Voyages en Europe, en Asie et en Afrique, contenant la description des Moeurs, Coutumes, Loix, Productions, Manufactures de ces Contrées, & l'État actuel des Possessions Angloises dans l'Inde ; Commencés en 1777, & finis en 1781, par M. Makintosh ; Suivis des Voyages du Colonel Capper, dans les Indes, au travers de l'Égypte & du grand désert, par Suez & par Bassora, en 1779 Traduits de l'anglois & accompagnés de Notes sur l'original & de cartes géographiques par J.P. Brissot.[Travels in Europe, Asia, and Africa; describing characters, customs, manners, laws, and productions of nature and art: comprising also a particular investigation of the state of the Anglo-French commerce, and of the English possessions in India]
New edition of the French translation, illustrated in the first volume with a folding map of India with hand-colored borders, printed on bluish paper; and in the second volume with a folding map of Arabia, also printed on bluish paper (see Gay 83 and Lorin 2065 for the first edition of 1786).
Contemporary full speckled calf bindings, spine with five raised bands, gilt-tooled compartments with floral motifs, red morocco title and volume labels, gilt roll tooling at head and foot of spine, marbled endpapers and pastedowns, marbled edges.
Library stamps to title pages, shelf labels at foot of spines, some rubbing to spines and covers with minor surface losses, internally clean and fresh.
Pages [283] to 414 of Volume II contain Capper’s account of the journey to India via Egypt and Arabia. "Capper was in the East India Company service from an early age.

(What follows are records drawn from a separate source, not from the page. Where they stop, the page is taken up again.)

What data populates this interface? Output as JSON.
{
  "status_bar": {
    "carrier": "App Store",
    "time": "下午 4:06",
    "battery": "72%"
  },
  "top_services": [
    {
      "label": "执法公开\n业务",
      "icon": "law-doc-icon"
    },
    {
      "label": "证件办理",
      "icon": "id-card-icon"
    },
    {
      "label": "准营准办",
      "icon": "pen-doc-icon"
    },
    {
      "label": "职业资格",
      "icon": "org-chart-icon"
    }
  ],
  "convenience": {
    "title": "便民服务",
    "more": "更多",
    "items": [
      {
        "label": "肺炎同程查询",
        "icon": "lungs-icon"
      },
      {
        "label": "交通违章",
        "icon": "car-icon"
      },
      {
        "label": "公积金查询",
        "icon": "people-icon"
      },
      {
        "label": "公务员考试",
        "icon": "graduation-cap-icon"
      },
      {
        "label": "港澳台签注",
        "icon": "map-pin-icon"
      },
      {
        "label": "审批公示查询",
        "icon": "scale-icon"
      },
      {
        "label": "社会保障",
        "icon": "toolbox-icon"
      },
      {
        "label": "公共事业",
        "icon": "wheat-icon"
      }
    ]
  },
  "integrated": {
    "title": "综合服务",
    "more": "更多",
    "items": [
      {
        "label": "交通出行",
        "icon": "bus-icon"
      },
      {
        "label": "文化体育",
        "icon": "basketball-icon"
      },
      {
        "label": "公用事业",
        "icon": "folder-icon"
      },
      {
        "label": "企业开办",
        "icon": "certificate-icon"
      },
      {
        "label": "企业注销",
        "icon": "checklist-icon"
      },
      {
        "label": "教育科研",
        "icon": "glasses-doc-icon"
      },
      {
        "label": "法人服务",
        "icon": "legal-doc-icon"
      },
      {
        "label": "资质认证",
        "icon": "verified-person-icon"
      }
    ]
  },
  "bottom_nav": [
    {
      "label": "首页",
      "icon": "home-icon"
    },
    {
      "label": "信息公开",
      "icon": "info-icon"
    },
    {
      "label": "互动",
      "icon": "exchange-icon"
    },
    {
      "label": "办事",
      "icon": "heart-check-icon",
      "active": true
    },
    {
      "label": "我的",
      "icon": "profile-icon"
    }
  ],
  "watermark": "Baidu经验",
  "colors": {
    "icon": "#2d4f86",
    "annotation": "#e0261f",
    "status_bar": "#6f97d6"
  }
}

The text of his work is in two parts - a letter describing the voyage from India via the Red Sea, Suez and Egypt, and a journal of the route from India through the Arabian desert via Mesopotamia to Aleppo. At this time there was unofficial interest in opening a new route to India through Egypt - the two standard routes being via the Cape of Good Hope or through the Euphrates Valley - and some attempts were made to use this route. Irwin was forced to use the Egypt-Suez route ; Capper is advocating it" [Leonora Navari].